How can a year have already passed by since the BEST DAY OF MY LIFE? I feel like it's been the most anti-climactic milestone thus far because I've been so busy lately that I haven't even really had time to think about everything that was going on this time last year! However, yesterday definitely made me see our anniversary in a different light.
It's funny because all week Mitchell has been planning this for me. I knew that something was up, I can read him like a book, but I had no idea that it would be this good. He had told me that his boss wanted to treat us to an early anniversary dinner (because we will be celebrating in San Francisco on our actual anniversary), and that we would be going to Market Street Grill up in Salt Lake. I thought something was fishy (get my reference?? lol), but I played along. In fact, I really did think that we were heading to Market Street, so I had planned to drive up to Salt Lake a little early to hand over a hard drive to someone. Oops.
I had been working on my computer all day and got ready around 6:30. He told me to dress nice. We hopped in the car and made our way to 300 west in Salt Lake, handed off the hard drive, and started on our way back to South Jordan, where "we were going to dinner." It wasn't until we were at about the point of the mountain that I realized that we had completely passed South Jordan and said, "wait, isn't Market Street back there?" Mitchell looked at me and said, "um, yeah, I realized that I left my wallet with my boss' credit card in it at home. Which is funny because we always joke about me leaving stuff everywhere." At this point, I really did think we were still going to get some fish n' chips (lol do they even serve that?), so I said, "well, do we have to drive all the way back? Can't we just find something in Orem?" to which Mitchell responded, "maybe my wallet is in here. Will you check in the door and that glove compartment." GUYS I BOUGHT IT! HAH!

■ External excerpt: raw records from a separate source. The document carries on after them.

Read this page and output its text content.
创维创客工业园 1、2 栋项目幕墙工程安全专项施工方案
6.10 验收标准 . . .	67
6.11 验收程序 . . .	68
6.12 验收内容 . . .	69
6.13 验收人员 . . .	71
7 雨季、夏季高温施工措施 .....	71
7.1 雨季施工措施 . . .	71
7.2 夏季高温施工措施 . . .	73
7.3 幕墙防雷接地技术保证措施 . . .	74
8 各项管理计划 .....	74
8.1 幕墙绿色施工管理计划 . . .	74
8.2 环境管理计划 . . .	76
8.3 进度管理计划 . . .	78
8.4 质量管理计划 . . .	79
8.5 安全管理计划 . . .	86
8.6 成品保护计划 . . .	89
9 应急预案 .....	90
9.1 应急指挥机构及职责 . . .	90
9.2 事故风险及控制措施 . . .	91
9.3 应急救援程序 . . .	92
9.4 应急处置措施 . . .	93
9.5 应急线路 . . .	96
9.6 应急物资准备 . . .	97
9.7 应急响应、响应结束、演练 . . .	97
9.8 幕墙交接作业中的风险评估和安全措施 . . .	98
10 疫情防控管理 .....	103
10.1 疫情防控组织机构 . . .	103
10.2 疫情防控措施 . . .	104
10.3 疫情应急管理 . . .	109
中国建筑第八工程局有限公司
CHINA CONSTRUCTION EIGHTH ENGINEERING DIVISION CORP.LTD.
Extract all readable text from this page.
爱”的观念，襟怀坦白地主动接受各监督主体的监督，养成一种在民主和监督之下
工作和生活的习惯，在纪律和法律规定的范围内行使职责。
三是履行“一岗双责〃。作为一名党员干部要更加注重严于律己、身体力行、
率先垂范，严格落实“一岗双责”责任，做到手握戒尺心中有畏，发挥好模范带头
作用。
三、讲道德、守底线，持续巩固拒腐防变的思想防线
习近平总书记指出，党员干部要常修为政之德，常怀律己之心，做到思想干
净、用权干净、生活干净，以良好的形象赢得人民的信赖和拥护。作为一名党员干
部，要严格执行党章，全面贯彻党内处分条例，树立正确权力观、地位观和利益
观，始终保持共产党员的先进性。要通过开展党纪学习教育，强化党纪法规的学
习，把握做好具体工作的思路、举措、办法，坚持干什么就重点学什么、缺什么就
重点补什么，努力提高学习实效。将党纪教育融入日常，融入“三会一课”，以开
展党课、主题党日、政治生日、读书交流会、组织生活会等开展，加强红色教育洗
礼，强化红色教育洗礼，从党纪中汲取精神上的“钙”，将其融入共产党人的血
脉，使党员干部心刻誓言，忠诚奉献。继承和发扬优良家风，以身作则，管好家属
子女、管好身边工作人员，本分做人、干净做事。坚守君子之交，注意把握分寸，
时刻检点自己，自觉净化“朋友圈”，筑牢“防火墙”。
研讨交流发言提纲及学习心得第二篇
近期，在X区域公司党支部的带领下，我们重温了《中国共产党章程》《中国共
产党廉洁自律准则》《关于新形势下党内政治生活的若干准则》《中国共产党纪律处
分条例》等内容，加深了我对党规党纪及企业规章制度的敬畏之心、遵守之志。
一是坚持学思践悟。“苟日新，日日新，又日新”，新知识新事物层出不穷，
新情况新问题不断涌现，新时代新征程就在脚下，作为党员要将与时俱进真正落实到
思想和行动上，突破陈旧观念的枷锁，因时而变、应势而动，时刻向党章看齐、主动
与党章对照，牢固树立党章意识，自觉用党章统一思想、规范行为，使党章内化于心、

I had my hands in the door pocket when Mitchell popped open the glove compartment and a letter fell out. With the same paper that I had received once a week while he was on his mission <3 awwwww! It was addressed to "Mrs. Fowler," and told me that we weren't actually going to Market Street Grill (at that point I was like... "uhhh sorry we drove all the way up there!"), that I needed to put a blindfold on, and that he had planned a special night for us so that we could reconnect and remember how special our love really is. I put the blindfold on a little prematurely, so it felt like I was under there forever. But when we got to our destination and he took it off of me, I couldn't believe my eyes. I was standing "where it all began" on July seventeenth last year. I have joked for the last 12 months that I wish so badly that we could just do it all over again-- the food, the florals, the feeling, and Mitchell made that my reality last night as we celebrated our early one year anniversary of marriage.
As we sat together in the field where our reception was, SO many memories came back and it literally felt as though I was back in my white dress and he in his suit, celebrating the first day of our lives together. It was the best day! But this comes in close second.
I can't believe that I have married someone who adores me enough to make my dreams reality. Someone who will work so hard and secretly for weeks planning and executing a night like this. I seriously cried as I realized that I lucked out-- I get to love him forever!